Already this is my first post so hopefully I perfect spot at the right post, and sorry for my English but I’m French … External Image

So here’s my problem:

I’m working on a Tesla c2050 in double precision, and watching the result with cuda profile I don’t understand how cuda determined the number of register per threads.

For exemple here is kernel (it is a little long sorry):

__global__ void

FindIntersection (int modelId,

		  TModel *models, 

		  int nRay,

		  int *panels,

		  double * thit,

		  double *icrapPtr,

		  double *tPtr,

		  double *nv)

{

  if (blockIdx.x >= nRay) return;

  if (threadIdx.x >= MAX_THREAD_PER_BLOCK_2) return;

__shared__ int s_found;

  __shared__ double s_tmin[MAX_THREAD_PER_BLOCK_2];

  __shared__ int s_ipanel[MAX_THREAD_PER_BLOCK_2];

  s_found = 0;

  s_tmin[threadIdx.x] = MY_INFINITY;

  s_ipanel[threadIdx.x] = -1;

__syncthreads();

int i, delta;

  TModel *model = &models[modelId];

  double th_thit;

delta = (model->nCube / blockDim.x) + 1;

for (i = threadIdx.x * delta ; (i < threadIdx.x * delta + delta) && (i < model->nCube) ; i++)

    {

      th_thit = thit[i * MAX_NB_RAY + blockIdx.x];

      if (th_thit < s_tmin[threadIdx.x])

	{

	  s_tmin[threadIdx.x] = th_thit;

	  s_ipanel[threadIdx.x] = panels[i * MAX_NB_RAY + blockIdx.x];

	  s_found = 1;

	}

    }

__syncthreads();

if (threadIdx.x == 0)

    {

      if (s_found)

	{

	  th_thit = MY_INFINITY;

	  for (i=0 ; i < MAX_THREAD_PER_BLOCK_2 ; i++)

	    {

	      if (s_tmin[i] < th_thit)

		{

		  th_thit = s_tmin[i];

		  delta = s_ipanel[i];

		}

	    }

	  	  

	  icrapPtr[blockIdx.x] = 1;

	  tPtr[blockIdx.x] = th_thit;

	  

	  nv[3 * blockIdx.x] = model->triangles[delta * 12 + 7];

	  nv[3 * blockIdx.x + 1] = model->triangles[delta * 12 + 8];

	  nv[3 * blockIdx.x + 2] = model->triangles[delta * 12 + 9];

	}

      else

	{

	  icrapPtr[blockIdx.x] = 0;

	  tPtr[blockIdx.x] = -1;

	}

    }

}

So from this code, how many register are used by each thread in your opinion ?

Thank you

PS : The correct answer according cuda profile is 24 … BUT WHY ???

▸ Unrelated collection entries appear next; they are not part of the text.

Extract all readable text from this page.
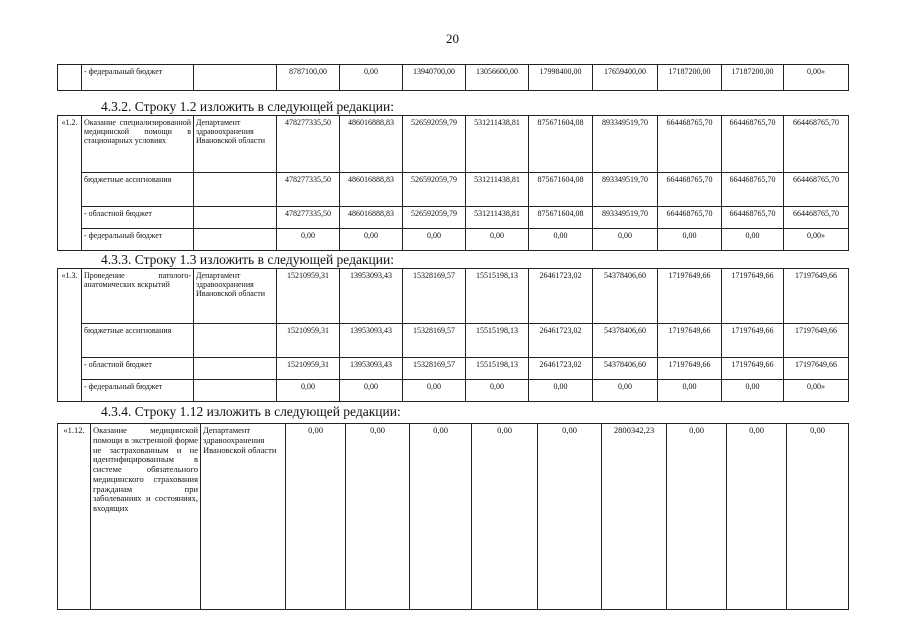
20
	- федеральный бюджет		8787100,00	0,00	13940700,00	13056600,00	17998400,00	17659400,00	17187200,00	17187200,00	0,00»
4.3.2. Строку 1.2 изложить в следующей редакции:
«1.2.	Оказание специализированной медицинской помощи в стационарных условиях	Департамент здравоохранения Ивановской области	478277335,50	486016888,83	526592059,79	531211438,81	875671604,08	893349519,70	664468765,70	664468765,70	664468765,70
	бюджетные ассигнования		478277335,50	486016888,83	526592059,79	531211438,81	875671604,08	893349519,70	664468765,70	664468765,70	664468765,70
	- областной бюджет		478277335,50	486016888,83	526592059,79	531211438,81	875671604,08	893349519,70	664468765,70	664468765,70	664468765,70
	- федеральный бюджет		0,00	0,00	0,00	0,00	0,00	0,00	0,00	0,00	0,00»
4.3.3. Строку 1.3 изложить в следующей редакции:
«1.3.	Проведение патолого-анатомических вскрытий	Департамент здравоохранения Ивановской области	15210959,31	13953093,43	15328169,57	15515198,13	26461723,02	54378406,60	17197649,66	17197649,66	17197649,66
	бюджетные ассигнования		15210959,31	13953093,43	15328169,57	15515198,13	26461723,02	54378406,60	17197649,66	17197649,66	17197649,66
	- областной бюджет		15210959,31	13953093,43	15328169,57	15515198,13	26461723,02	54378406,60	17197649,66	17197649,66	17197649,66
	- федеральный бюджет		0,00	0,00	0,00	0,00	0,00	0,00	0,00	0,00	0,00»
4.3.4. Строку 1.12 изложить в следующей редакции:
«1.12.	Оказание медицинской помощи в экстренной форме не застрахованным и не идентифицированным в системе обязательного медицинского страхования гражданам при заболеваниях и состояниях, входящих	Департамент здравоохранения Ивановской области	0,00	0,00	0,00	0,00	0,00	2800342,23	0,00	0,00	0,00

Pass the -Xptxas=“-v” option to nvcc, and the compiler will emit the exact register usages of the compiled kernel. It is impossible to estimate register usage from uncompiled C code - the compiler and assembler uses very complex and aggressive optimization strategies that include code reordering, register re-use, spilling to local memory, dead code removal, result computation during compilation, function in-lining and a whole bunch of other stuff. You have asked a “how long is a piece of string?” question to which there is no answer other than to compile the code, and the code you posted won’t compile…

Thank you for answer
So we can not determine the number of registers used per thread because NVCC optimize my code …

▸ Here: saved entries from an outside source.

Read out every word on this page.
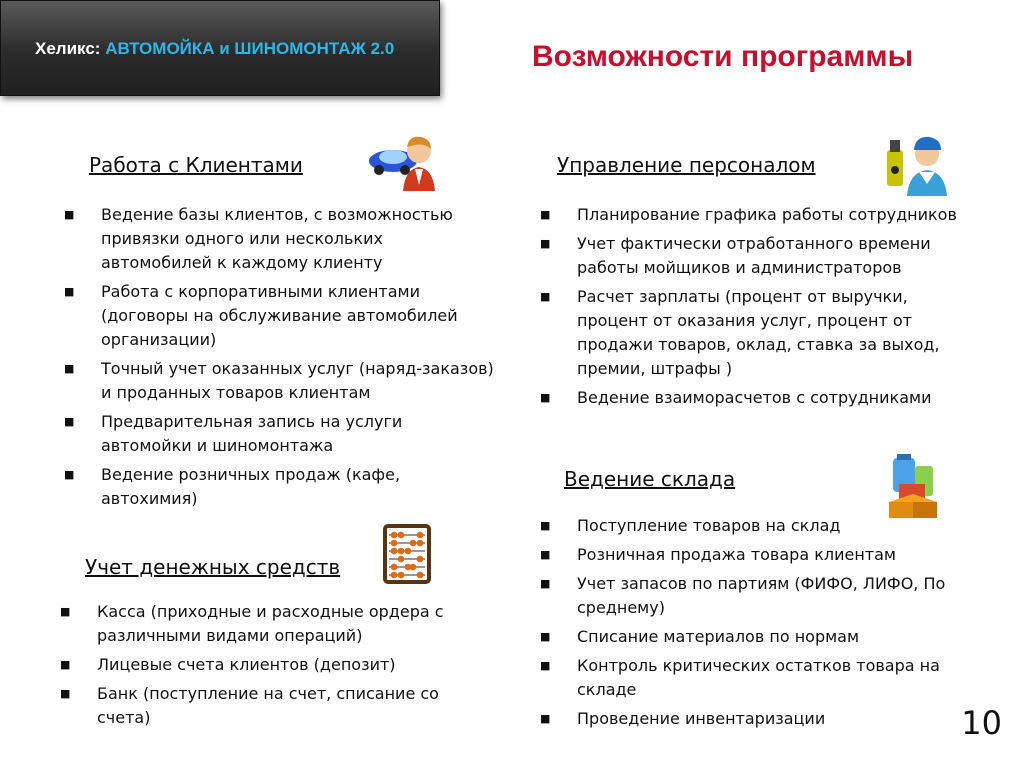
Хеликс: АВТОМОЙКА и ШИНОМОНТАЖ 2.0	Возможности программы
Работа с Клиентами
■ Ведение базы клиентов, с возможностью привязки одного или нескольких автомобилей к каждому клиенту
■ Работа с корпоративными клиентами (договоры на обслуживание автомобилей организации)
■ Точный учет оказанных услуг (наряд-заказов) и проданных товаров клиентам
■ Предварительная запись на услуги автомойки и шиномонтажа
■ Ведение розничных продаж (кафе, автохимия)
Учет денежных средств
■ Касса (приходные и расходные ордера с различными видами операций)
■ Лицевые счета клиентов (депозит)
■ Банк (поступление на счет, списание со счета)
Управление персоналом
■ Планирование графика работы сотрудников
■ Учет фактически отработанного времени работы мойщиков и администраторов
■ Расчет зарплаты (процент от выручки, процент от оказания услуг, процент от продажи товаров, оклад, ставка за выход, премии, штрафы )
■ Ведение взаиморасчетов с сотрудниками
Ведение склада
■ Поступление товаров на склад
■ Розничная продажа товара клиентам
■ Учет запасов по партиям (ФИФО, ЛИФО, По среднему)
■ Списание материалов по нормам
■ Контроль критических остатков товара на складе
■ Проведение инвентаризации	10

But in other functions, it uses 63 registers per thread (the maximum External Image ) and so it uses the local memory to compensate for this limitation … External Image
How to decrease the number of registers by changing my code to avoid using local memory?

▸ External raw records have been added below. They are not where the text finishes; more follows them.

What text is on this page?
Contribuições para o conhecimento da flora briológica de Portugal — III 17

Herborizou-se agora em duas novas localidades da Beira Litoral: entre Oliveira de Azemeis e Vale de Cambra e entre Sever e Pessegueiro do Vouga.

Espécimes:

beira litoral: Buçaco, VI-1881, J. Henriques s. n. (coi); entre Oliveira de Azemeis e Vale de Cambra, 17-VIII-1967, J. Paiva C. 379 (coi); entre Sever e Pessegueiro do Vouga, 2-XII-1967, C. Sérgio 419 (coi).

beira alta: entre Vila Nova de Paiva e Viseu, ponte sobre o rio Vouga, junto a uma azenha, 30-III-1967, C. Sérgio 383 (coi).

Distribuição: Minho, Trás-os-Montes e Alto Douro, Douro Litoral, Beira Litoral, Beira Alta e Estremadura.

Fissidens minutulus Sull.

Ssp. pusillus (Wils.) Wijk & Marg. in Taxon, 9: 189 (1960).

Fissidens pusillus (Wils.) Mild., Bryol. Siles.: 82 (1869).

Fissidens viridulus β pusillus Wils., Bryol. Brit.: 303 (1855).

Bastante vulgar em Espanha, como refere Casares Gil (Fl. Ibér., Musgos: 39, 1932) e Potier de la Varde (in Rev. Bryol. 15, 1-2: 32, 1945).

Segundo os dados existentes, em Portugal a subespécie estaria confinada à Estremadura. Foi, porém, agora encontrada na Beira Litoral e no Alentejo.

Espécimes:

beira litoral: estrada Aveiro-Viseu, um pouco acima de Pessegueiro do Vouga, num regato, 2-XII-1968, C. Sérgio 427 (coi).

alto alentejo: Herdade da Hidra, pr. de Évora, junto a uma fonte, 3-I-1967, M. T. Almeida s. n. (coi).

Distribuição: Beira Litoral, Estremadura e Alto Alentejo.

Err no. The compiler option I gave you shows the exact number of registers the assembler used for your code. But when you say “determine” do you mean “control”? If you do, then there is the --maxrregcount option which will provide a hard limit on how many registers the assembler will try and use for the kernel. Usually it will result in more spilling to local memory (ie. “there is no such thing as a free lunch”), but you can use the volatile keyword to provide hints to the compiler about what should be preferentially spilled to local memory. The optimal solution probably requires some benchmarking to see what is fastest overall. Fewer registers might give more occupancy, but it probably also requires more local memory transactions. The result may not be any faster than a version using more registers, but less local memory.

I use -Xptxas=“-v” but it does not work. The compiler does not emit any information about register usages. The host compiler is gcc-8.0.